Comparison of molecular responses based on BCR-ABL1% (IS) results from an in-house TaqMan-based qPCR versus Xpert(®) assay in CML patients on tyrosine kinase inhibitor therapy.

OBJECTIVES

Tyrosine kinase inhibitors (TKIs) have drastically changed the prospects for chronic myeloid leukemia (CML) patients. The European LeukemiaNet (ELN) recommends molecular monitoring of BCR-ABL1 mRNA levels at distinct time points to define an optimal response, warning, or failure of treatment.

METHODS

Sixty-four follow-up peripheral blood samples from CML patients on TKI were tested by two methods. Molecular responses based on BCR-ABL1% (IS) from an Xpert(®) BCR-ABL1 Monitor assay were compared with TaqMan-based qPCR.

RESULTS

Seven samples showed 'molecularly undetectable leukaemia' by both methods (11%). In-house qPCR showed 57 BCR-ABL1+ samples; 45/57 samples (79%) were concordant for 'major molecular response' (MMR, n = 32) and 'no MMR' (n = 13) by both assays, whereas nine were BCR-ABL1 negative by Xpert(®). Identical molecular responses (i.e. 'optimal') were defined in 41 samples. Discordances seen in patients < 10 months on TKI (n = 2) had no impact on clinical management, whereas for patients >12 months on TKI, a different molecular response was defined ('warning' versus 'optimal'). Thirteen samples had 'no MMR' by both methods. 10/13 showed identical intervals (>10%(IS), 1-10%(IS) or 0·1-1%(IS)), corresponding to seven 'failures' and three 'warnings'. Discordant intervals were seen in 3/13 samples (all defined as 'failures').
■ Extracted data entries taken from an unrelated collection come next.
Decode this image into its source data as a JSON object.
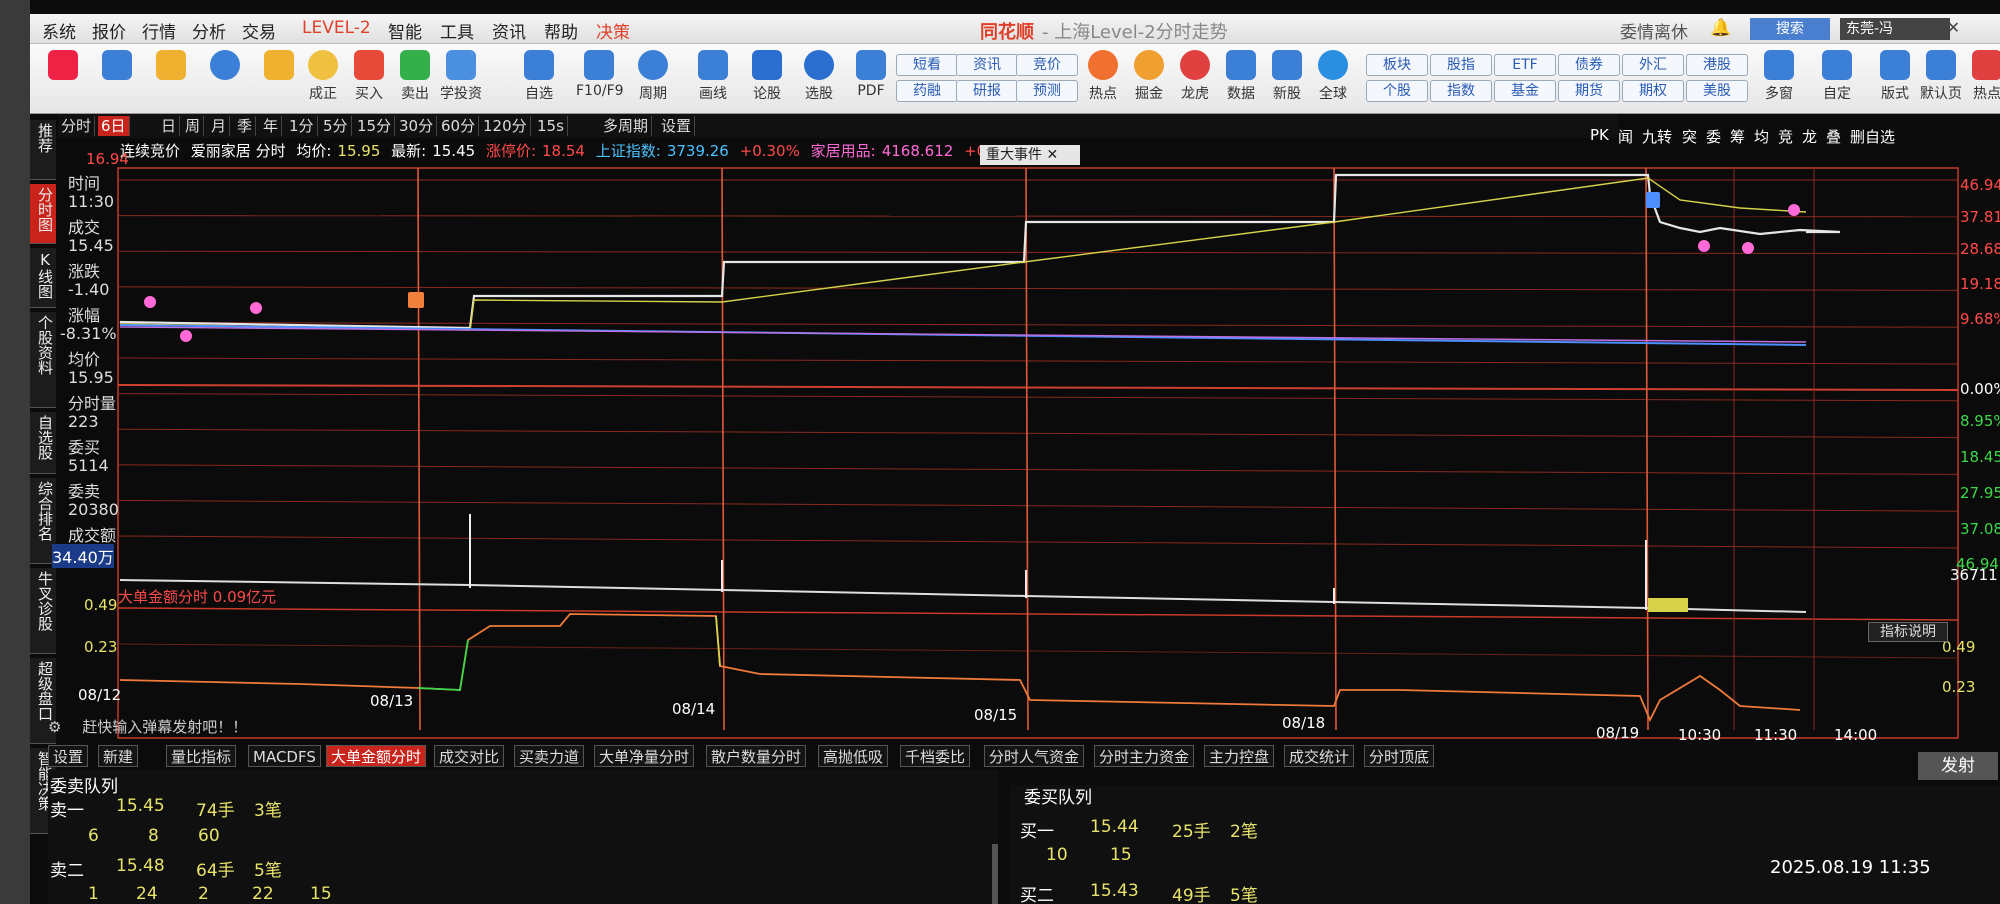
{
  "menubar": {
    "items": [
      "系统",
      "报价",
      "行情",
      "分析",
      "交易",
      "LEVEL-2",
      "智能",
      "工具",
      "资讯",
      "帮助",
      "决策"
    ],
    "brand": "同花顺",
    "title": "- 上海Level-2分时走势",
    "window_right": "委情离休",
    "search_label": "搜索",
    "user_label": "东莞-冯"
  },
  "toolbar": {
    "buttons": [
      "成正",
      "买入",
      "卖出",
      "学投资",
      "自选",
      "F10/F9",
      "周期",
      "画线",
      "论股",
      "选股",
      "PDF"
    ],
    "pairs": [
      [
        "短看",
        "药融"
      ],
      [
        "资讯",
        "研报"
      ],
      [
        "竞价",
        "预测"
      ]
    ],
    "buttons2": [
      "热点",
      "掘金",
      "龙虎",
      "数据",
      "新股",
      "全球"
    ],
    "pairs2": [
      [
        "板块",
        "个股"
      ],
      [
        "股指",
        "指数"
      ],
      [
        "ETF",
        "基金"
      ],
      [
        "债券",
        "期货"
      ],
      [
        "外汇",
        "期权"
      ],
      [
        "港股",
        "美股"
      ]
    ],
    "buttons3": [
      "多窗",
      "自定",
      "版式",
      "默认页",
      "热点"
    ]
  },
  "period_tabs": [
    "分时",
    "6日",
    "日",
    "周",
    "月",
    "季",
    "年",
    "1分",
    "5分",
    "15分",
    "30分",
    "60分",
    "120分",
    "15s",
    "多周期",
    "设置"
  ],
  "period_active": "6日",
  "right_icons": [
    "PK",
    "闻",
    "九转",
    "突",
    "委",
    "筹",
    "均",
    "竞",
    "龙",
    "叠",
    "删自选"
  ],
  "info": {
    "auction": "连续竞价",
    "stock": "爱丽家居 分时",
    "avg_label": "均价:",
    "avg": "15.95",
    "last_label": "最新:",
    "last": "15.45",
    "limit_label": "涨停价:",
    "limit": "18.54",
    "index_label": "上证指数:",
    "index": "3739.26",
    "index_chg": "+0.30%",
    "sector_label": "家居用品:",
    "sector": "4168.612",
    "sector_chg": "+0",
    "event": "重大事件"
  },
  "side_tabs": [
    "推荐",
    "分时图",
    "K线图",
    "个股资料",
    "自选股",
    "综合排名",
    "牛叉诊股",
    "超级盘口",
    "智能决策"
  ],
  "data_panel": {
    "time_label": "时间",
    "time": "11:30",
    "price_label": "成交",
    "price": "15.45",
    "chg_label": "涨跌",
    "chg": "-1.40",
    "pct_label": "涨幅",
    "pct": "-8.31%",
    "avg_label": "均价",
    "avg": "15.95",
    "vol_label": "分时量",
    "vol": "223",
    "bid_label": "委买",
    "bid": "5114",
    "ask_label": "委卖",
    "ask": "20380",
    "amt_label": "成交额",
    "amt": "34.40万"
  },
  "chart": {
    "left_top": "16.94",
    "right_prices": [
      "46.94",
      "37.81",
      "28.68",
      "19.18",
      "9.68%",
      "0.00%",
      "8.95%",
      "18.45",
      "27.95",
      "37.08",
      "46.94%"
    ],
    "vol_right": "36711",
    "ind_left_top": "0.49",
    "ind_left_mid": "0.23",
    "ind_right_top": "0.49",
    "ind_right_mid": "0.23",
    "ind_title": "大单金额分时 0.09亿元",
    "dates": [
      "08/12",
      "08/13",
      "08/14",
      "08/15",
      "08/18",
      "08/19"
    ],
    "times": [
      "10:30",
      "11:30",
      "14:00"
    ],
    "explain": "指标说明"
  },
  "chart_data": {
    "type": "line",
    "title": "",
    "x": [
      "08/12",
      "08/13",
      "08/14",
      "08/15",
      "08/18",
      "08/19 09:30",
      "08/19 10:30",
      "08/19 11:30"
    ],
    "series": [
      {
        "name": "分时",
        "values": [
          16.85,
          17.1,
          17.5,
          17.85,
          18.54,
          18.54,
          17.6,
          17.1
        ]
      }
    ],
    "ylim": [
      0,
      18.54
    ]
  },
  "indicator_tabs": [
    "设置",
    "新建",
    "量比指标",
    "MACDFS",
    "大单金额分时",
    "成交对比",
    "买卖力道",
    "大单净量分时",
    "散户数量分时",
    "高抛低吸",
    "千档委比",
    "分时人气资金",
    "分时主力资金",
    "主力控盘",
    "成交统计",
    "分时顶底"
  ],
  "indicator_active": "大单金额分时",
  "danmu": "赶快输入弹幕发射吧！！",
  "send": "发射",
  "orderbook": {
    "ask_title": "委卖队列",
    "bid_title": "委买队列",
    "ask1_label": "卖一",
    "ask1_price": "15.45",
    "ask1_vol": "74手",
    "ask1_cnt": "3笔",
    "ask1_q": [
      "6",
      "8",
      "60"
    ],
    "ask2_label": "卖二",
    "ask2_price": "15.48",
    "ask2_vol": "64手",
    "ask2_cnt": "5笔",
    "ask2_q": [
      "1",
      "24",
      "2",
      "22",
      "15"
    ],
    "bid1_label": "买一",
    "bid1_price": "15.44",
    "bid1_vol": "25手",
    "bid1_cnt": "2笔",
    "bid1_q": [
      "10",
      "15"
    ],
    "bid2_label": "买二",
    "bid2_price": "15.43",
    "bid2_vol": "49手",
    "bid2_cnt": "5笔"
  },
  "timestamp": "2025.08.19 11:35"
}
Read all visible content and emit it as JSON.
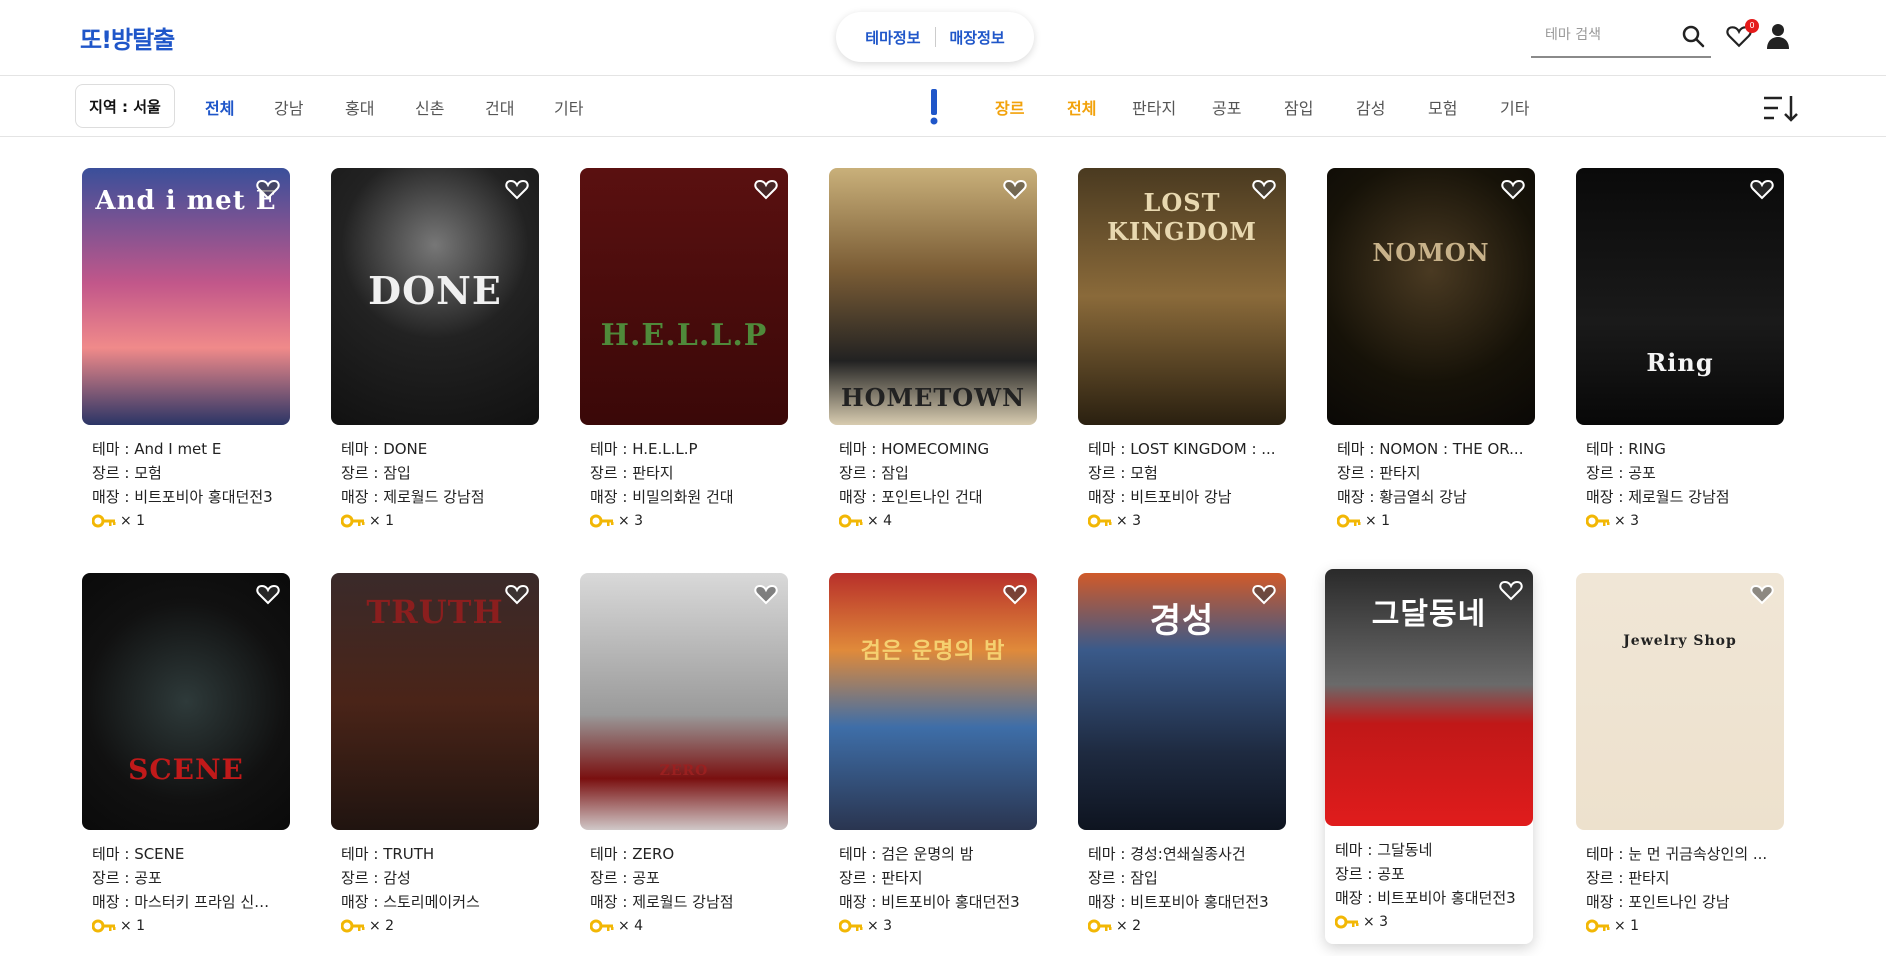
{
  "header": {
    "logo": "또!방탈출",
    "nav": [
      "테마정보",
      "매장정보"
    ],
    "search_placeholder": "테마 검색",
    "wishlist_count": "0"
  },
  "filters": {
    "region_button": "지역 : 서울",
    "regions": [
      "전체",
      "강남",
      "홍대",
      "신촌",
      "건대",
      "기타"
    ],
    "genre_label": "장르",
    "genres": [
      "전체",
      "판타지",
      "공포",
      "잠입",
      "감성",
      "모험",
      "기타"
    ]
  },
  "colors": {
    "brand": "#1f56c9",
    "genre_accent": "#f2a20c",
    "key": "#f2b705"
  },
  "cards": [
    {
      "theme": "테마 : And I met E",
      "genre": "장르 : 모험",
      "store": "매장 : 비트포비아 홍대던전3",
      "level": "× 1",
      "poster_text": "And i met E"
    },
    {
      "theme": "테마 : DONE",
      "genre": "장르 : 잠입",
      "store": "매장 : 제로월드 강남점",
      "level": "× 1",
      "poster_text": "DONE"
    },
    {
      "theme": "테마 : H.E.L.L.P",
      "genre": "장르 : 판타지",
      "store": "매장 : 비밀의화원 건대",
      "level": "× 3",
      "poster_text": "H.E.L.L.P"
    },
    {
      "theme": "테마 : HOMECOMING",
      "genre": "장르 : 잠입",
      "store": "매장 : 포인트나인 건대",
      "level": "× 4",
      "poster_text": "HOMETOWN"
    },
    {
      "theme": "테마 : LOST KINGDOM : ...",
      "genre": "장르 : 모험",
      "store": "매장 : 비트포비아 강남",
      "level": "× 3",
      "poster_text": "LOST KINGDOM"
    },
    {
      "theme": "테마 : NOMON : THE OR...",
      "genre": "장르 : 판타지",
      "store": "매장 : 황금열쇠 강남",
      "level": "× 1",
      "poster_text": "NOMON"
    },
    {
      "theme": "테마 : RING",
      "genre": "장르 : 공포",
      "store": "매장 : 제로월드 강남점",
      "level": "× 3",
      "poster_text": "Ring"
    },
    {
      "theme": "테마 : SCENE",
      "genre": "장르 : 공포",
      "store": "매장 : 마스터키 프라임 신촌...",
      "level": "× 1",
      "poster_text": "SCENE"
    },
    {
      "theme": "테마 : TRUTH",
      "genre": "장르 : 감성",
      "store": "매장 : 스토리메이커스",
      "level": "× 2",
      "poster_text": "TRUTH"
    },
    {
      "theme": "테마 : ZERO",
      "genre": "장르 : 공포",
      "store": "매장 : 제로월드 강남점",
      "level": "× 4",
      "poster_text": "ZERO"
    },
    {
      "theme": "테마 : 검은 운명의 밤",
      "genre": "장르 : 판타지",
      "store": "매장 : 비트포비아 홍대던전3",
      "level": "× 3",
      "poster_text": "검은 운명의 밤"
    },
    {
      "theme": "테마 : 경성:연쇄실종사건",
      "genre": "장르 : 잠입",
      "store": "매장 : 비트포비아 홍대던전3",
      "level": "× 2",
      "poster_text": "경성"
    },
    {
      "theme": "테마 : 그달동네",
      "genre": "장르 : 공포",
      "store": "매장 : 비트포비아 홍대던전3",
      "level": "× 3",
      "poster_text": "그달동네"
    },
    {
      "theme": "테마 : 눈 먼 귀금속상인의 ...",
      "genre": "장르 : 판타지",
      "store": "매장 : 포인트나인 강남",
      "level": "× 1",
      "poster_text": "Jewelry Shop"
    }
  ]
}
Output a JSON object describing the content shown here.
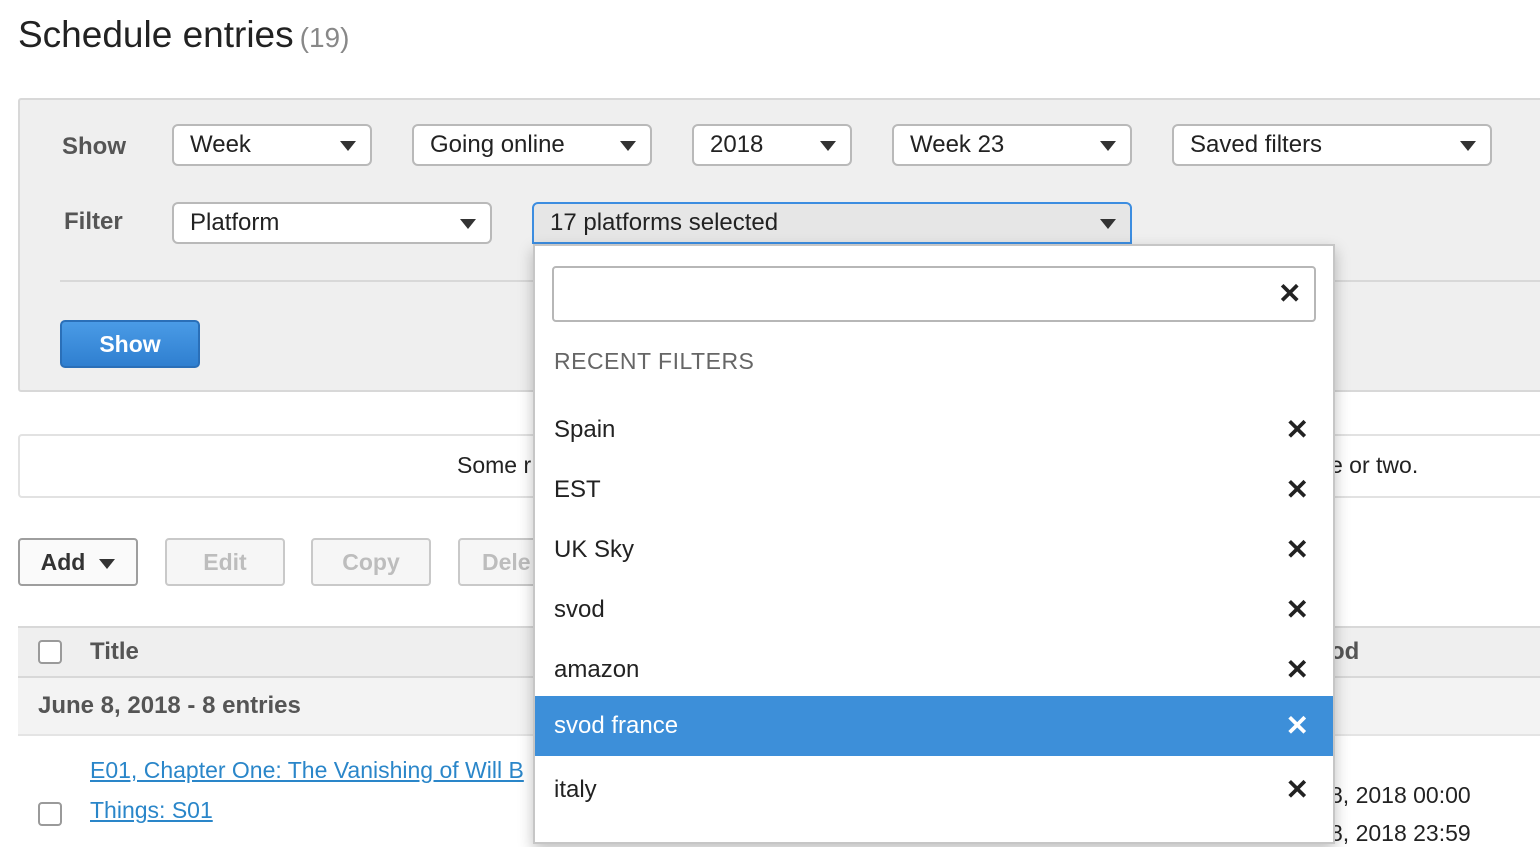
{
  "header": {
    "title": "Schedule entries",
    "count": "(19)"
  },
  "filters": {
    "show_label": "Show",
    "filter_label": "Filter",
    "period": "Week",
    "status": "Going online",
    "year": "2018",
    "week": "Week 23",
    "saved_filters": "Saved filters",
    "filter_type": "Platform",
    "platforms_selected": "17 platforms selected",
    "show_button": "Show"
  },
  "notice": {
    "text_left": "Some r",
    "text_right": "e or two."
  },
  "toolbar": {
    "add": "Add",
    "edit": "Edit",
    "copy": "Copy",
    "delete": "Dele"
  },
  "table": {
    "col_title": "Title",
    "col_period": "od",
    "group_label": "June 8, 2018 - 8 entries",
    "row1": {
      "title_line1": "E01, Chapter One: The Vanishing of Will B",
      "title_line2": "Things: S01",
      "date1": "8, 2018 00:00",
      "date2": "8, 2018 23:59"
    }
  },
  "dropdown": {
    "search_value": "",
    "clear_icon": "close-icon",
    "heading": "RECENT FILTERS",
    "items": [
      {
        "label": "Spain"
      },
      {
        "label": "EST"
      },
      {
        "label": "UK Sky"
      },
      {
        "label": "svod"
      },
      {
        "label": "amazon"
      },
      {
        "label": "svod france",
        "highlighted": true
      },
      {
        "label": "italy"
      }
    ]
  },
  "colors": {
    "accent": "#3d8fd9",
    "link": "#2a86c9",
    "primary_button": "#2f7fd0"
  }
}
Deep molecular responses (MR(4·0) or MR(5·0)) with detectable BCR-ABL1 showed some fluctuations between both methods, nevertheless, all had 'optimal' responses. 'Molecularly undetectable leukaemia' was observed more frequently by Xpert(®) (n = 16) as by our in-house assay (n = 7).

DISCUSSION

Based on current ELN recommendations, Xpert(®) BCR-ABL1 assay defines identical molecular responses as TaqMan-based qPCR BCR-ABL1% (IS) data in 98% (63/64) of samples.